Differentials
Familial hypocalciuric hypercalaemia (FHH)
SIGNS / SYMPTOMS
Patients with FHH appear healthy. There may be a positive family history of other members with high serum calcium without objective symptoms of nephrolithiasis or bone disease.
INVESTIGATIONS
Renal calcium to creatinine clearance ratio is lower compared with patients with PHPT.
Diagnosis can be confirmed with genetic testing.
Humoral hypercalcaemia of malignancy
SIGNS / SYMPTOMS
Positive history of solid tumour malignancy. Other manifestations of systemic signs of illness such as weight loss, fatigue, pain, and feelings of ill health.
Humoral hypercalcaemia of malignancy occurs in patients with solid tumours of the lung, breast, kidney, ovary, and head and neck; there is typically no bone metastasis. This process is mediated primarily by PTH-related-protein/peptide (PTHrP). PTHrP also plays a role in the hypercalcaemia associated with bone metastases and multiple myeloma.
INVESTIGATIONS
Intact serum PTH is appropriately low, but PTHrP would be elevated if the source is from a malignancy.
Mild hypokalaemic hypochloraemic alkalosis may be present.
CT scan of the thorax, abdomen, and pelvis is used to evaluate for malignancies.
Multiple myeloma
SIGNS / SYMPTOMS
There may be weight loss or back pain.
INVESTIGATIONS
Serum protein electrophoresis shows monoclonal gammopathy.
Presence of Bence-Jones protein in urine.
Bone x-ray may show lytic bone lesions, characteristic of multiple myeloma.
There may be anaemia.
Milk-alkali syndrome
SIGNS / SYMPTOMS
A history of excessive intake of antacids.
INVESTIGATIONS
Calcium levels are high, but serum intact PTH is low.
Sarcoidosis
SIGNS / SYMPTOMS
Can present with a dry cough, breathlessness, or tender red skin lumps.
INVESTIGATIONS
CXR shows thoracic lymphadenopathy and parenchymal lung disease.
Angiotensin-converting enzyme levels may be elevated.
May have eosinophilia or elevated erythrocyte sedimentation rate (ESR).
Calcium is high, but serum intact PTH is low.
Hypervitaminosis D
SIGNS / SYMPTOMS
History of excessive vitamin D intake (usually within the context of over-treated vitamin D deficiency or self-medication).
INVESTIGATIONS
25-hydroxyvitamin D level >100 nanograms/mL indicates hypervitaminosis D.
Calcium is high, but serum intact PTH is low.
Thyrotoxicosis
SIGNS / SYMPTOMS
Tachycardia, weight loss, nervousness, and anxiousness are present in thyrotoxicosis.
INVESTIGATIONS
TSH is low.
Calcium is high, but serum intact PTH is low.
Chronic or acute leukaemia
SIGNS / SYMPTOMS
Infections, fever, weight loss, lymphadenopathy, and abnormal bleeding are present in acute or chronic leukaemia.
INVESTIGATIONS
FBC may show anaemia, leukocytosis, or leukopenia.
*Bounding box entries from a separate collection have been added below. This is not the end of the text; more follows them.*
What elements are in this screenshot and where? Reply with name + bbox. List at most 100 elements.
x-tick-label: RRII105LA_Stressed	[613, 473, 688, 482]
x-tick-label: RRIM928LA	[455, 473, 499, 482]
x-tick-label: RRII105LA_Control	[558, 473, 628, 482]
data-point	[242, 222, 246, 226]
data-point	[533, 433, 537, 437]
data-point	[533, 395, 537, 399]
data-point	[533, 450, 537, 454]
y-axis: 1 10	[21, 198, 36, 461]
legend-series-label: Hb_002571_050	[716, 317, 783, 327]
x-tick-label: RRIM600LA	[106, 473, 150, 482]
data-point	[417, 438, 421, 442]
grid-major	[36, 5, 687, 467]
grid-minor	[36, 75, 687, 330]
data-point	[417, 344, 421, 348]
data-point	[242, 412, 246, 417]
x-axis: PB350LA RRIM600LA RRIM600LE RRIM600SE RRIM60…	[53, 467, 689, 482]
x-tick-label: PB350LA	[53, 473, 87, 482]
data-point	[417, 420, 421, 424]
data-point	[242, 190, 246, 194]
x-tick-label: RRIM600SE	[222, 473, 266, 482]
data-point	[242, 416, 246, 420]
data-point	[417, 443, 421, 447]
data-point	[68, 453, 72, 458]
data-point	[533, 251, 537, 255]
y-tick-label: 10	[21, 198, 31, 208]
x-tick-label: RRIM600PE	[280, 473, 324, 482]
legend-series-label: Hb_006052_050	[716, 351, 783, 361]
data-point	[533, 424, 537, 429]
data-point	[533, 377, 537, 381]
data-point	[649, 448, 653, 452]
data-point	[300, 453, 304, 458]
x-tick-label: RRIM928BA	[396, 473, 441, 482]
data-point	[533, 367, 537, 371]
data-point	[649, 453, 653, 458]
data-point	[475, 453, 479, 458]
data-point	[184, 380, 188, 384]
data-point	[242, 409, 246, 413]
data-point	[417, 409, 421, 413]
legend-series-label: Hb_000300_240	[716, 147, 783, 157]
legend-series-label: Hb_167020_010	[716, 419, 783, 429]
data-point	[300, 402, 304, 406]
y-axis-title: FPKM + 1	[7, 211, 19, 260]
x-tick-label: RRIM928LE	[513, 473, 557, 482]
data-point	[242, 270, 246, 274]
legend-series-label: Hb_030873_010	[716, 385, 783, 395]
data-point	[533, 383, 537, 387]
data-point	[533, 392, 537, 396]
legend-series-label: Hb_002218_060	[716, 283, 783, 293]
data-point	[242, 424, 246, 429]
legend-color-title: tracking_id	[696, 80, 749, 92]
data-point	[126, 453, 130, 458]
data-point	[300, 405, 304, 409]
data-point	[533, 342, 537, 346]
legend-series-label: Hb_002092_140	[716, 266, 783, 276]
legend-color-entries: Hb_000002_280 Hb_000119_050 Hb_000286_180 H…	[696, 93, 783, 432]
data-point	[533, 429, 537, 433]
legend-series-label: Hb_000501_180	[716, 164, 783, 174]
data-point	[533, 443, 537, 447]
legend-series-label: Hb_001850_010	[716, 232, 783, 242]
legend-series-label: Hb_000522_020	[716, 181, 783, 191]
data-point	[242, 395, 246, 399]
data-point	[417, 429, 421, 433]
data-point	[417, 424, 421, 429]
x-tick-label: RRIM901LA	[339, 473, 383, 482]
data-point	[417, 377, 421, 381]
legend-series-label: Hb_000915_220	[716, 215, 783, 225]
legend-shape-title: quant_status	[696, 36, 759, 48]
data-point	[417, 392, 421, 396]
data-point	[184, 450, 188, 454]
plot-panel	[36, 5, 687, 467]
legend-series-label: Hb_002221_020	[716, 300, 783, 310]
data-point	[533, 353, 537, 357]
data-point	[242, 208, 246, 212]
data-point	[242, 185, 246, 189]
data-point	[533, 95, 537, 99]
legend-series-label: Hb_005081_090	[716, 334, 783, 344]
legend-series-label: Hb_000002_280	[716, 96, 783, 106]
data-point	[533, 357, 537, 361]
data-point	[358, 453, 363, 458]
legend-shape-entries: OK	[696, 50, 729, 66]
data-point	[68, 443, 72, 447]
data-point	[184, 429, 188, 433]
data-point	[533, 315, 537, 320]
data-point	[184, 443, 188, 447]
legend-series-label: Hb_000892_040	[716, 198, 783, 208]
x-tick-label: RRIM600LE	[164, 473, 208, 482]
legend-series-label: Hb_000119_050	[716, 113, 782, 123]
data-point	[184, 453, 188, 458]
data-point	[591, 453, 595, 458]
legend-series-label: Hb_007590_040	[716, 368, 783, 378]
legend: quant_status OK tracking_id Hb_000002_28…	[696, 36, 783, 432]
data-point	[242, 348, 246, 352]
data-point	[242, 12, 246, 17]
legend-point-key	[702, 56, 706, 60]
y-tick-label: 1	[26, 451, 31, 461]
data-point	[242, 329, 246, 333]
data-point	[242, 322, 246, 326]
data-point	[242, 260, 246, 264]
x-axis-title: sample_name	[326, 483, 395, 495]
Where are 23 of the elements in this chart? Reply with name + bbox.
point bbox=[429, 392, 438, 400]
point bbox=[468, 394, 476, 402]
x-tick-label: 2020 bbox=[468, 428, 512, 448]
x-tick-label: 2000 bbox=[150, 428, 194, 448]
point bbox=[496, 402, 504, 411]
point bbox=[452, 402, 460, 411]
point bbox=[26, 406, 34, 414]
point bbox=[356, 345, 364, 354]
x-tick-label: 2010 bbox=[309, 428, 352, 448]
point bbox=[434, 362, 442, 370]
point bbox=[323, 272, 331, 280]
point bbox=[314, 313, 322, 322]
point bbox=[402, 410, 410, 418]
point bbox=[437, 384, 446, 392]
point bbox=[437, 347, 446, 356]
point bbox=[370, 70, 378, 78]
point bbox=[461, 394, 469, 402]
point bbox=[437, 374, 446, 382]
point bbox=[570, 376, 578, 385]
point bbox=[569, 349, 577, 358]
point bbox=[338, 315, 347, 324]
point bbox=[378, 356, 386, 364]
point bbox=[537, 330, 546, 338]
Calcium is high, as well as PTH-related-protein/peptide. PTH levels are low.
Immobilisation
SIGNS / SYMPTOMS
Patients have a history of being bed-bound or hospitalised for long periods of time, but may be without specific hyperparathyroid symptoms (e.g., nephrolithiasis).
INVESTIGATIONS
Serum calcium levels are often high with a low serum intact PTH level.
Thiazide use
SIGNS / SYMPTOMS
Patients usually have a history of hypertension and are on thiazide diuretic therapy.
INVESTIGATIONS
Serum calcium levels should decrease when thiazide medicine is discontinued. Intact serum PTH levels are low.